Psycholinguistics and Democratic Culture
Many progressives are wondering how we can counter the advertising success of the right wing of the Republican Party. Too many, it seems to me, are being guided by the premises of psycholinguistics, which assumes that certain words or phrases “trigger” primitive human responses. Given this assumption, the task boils down to creating more effective code-words than the conservatives, and thereby turn the tide of public opinion.The problem is not that psycholinguistics in wrong in its analysis of human behavior. It is probably as correct as many other theories of why we behave the way we do. The problem is that it ignores, or perhaps is totally unconscious of, the necessary conditions for a democratic culture—a culture that expects citizens to engage in conversations with their minds, their values, and their emotions.

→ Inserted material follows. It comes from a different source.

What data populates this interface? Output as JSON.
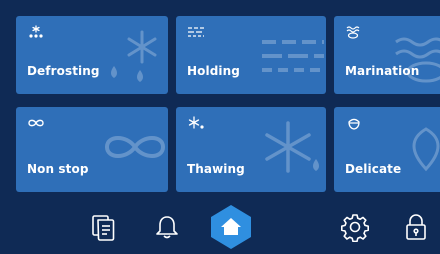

In classical rhetoric, the three forms of persuasion were logos, pathos, and ethos. Logos involved the logic or reasoning process of an argument, pathos referred to an audience’s valued-laden emotions, and ethos referred to the speaker’s character. A democratic culture requires all three.
Committed speakers, for example, could argue that we should be angry about the rich receiving tax cuts because their riches comes from an economic system that works to their benefit and to the disadvantage of others. The system, on other words, is unfair, and taxes are one means of re-balancing the system. Such an argument could invite counter-arguments and thereby promote a democratic culture. Quite a different culture, for example, than a culture created by continually repeating, until it is hammered into our brains, that the rich suffer from “money-obesity.”
We do not need to throw out psycholinguistics, but we do need to create practices that promote a democratic culture, and the evidence right now is that psycholinguistics is leading us down a different path.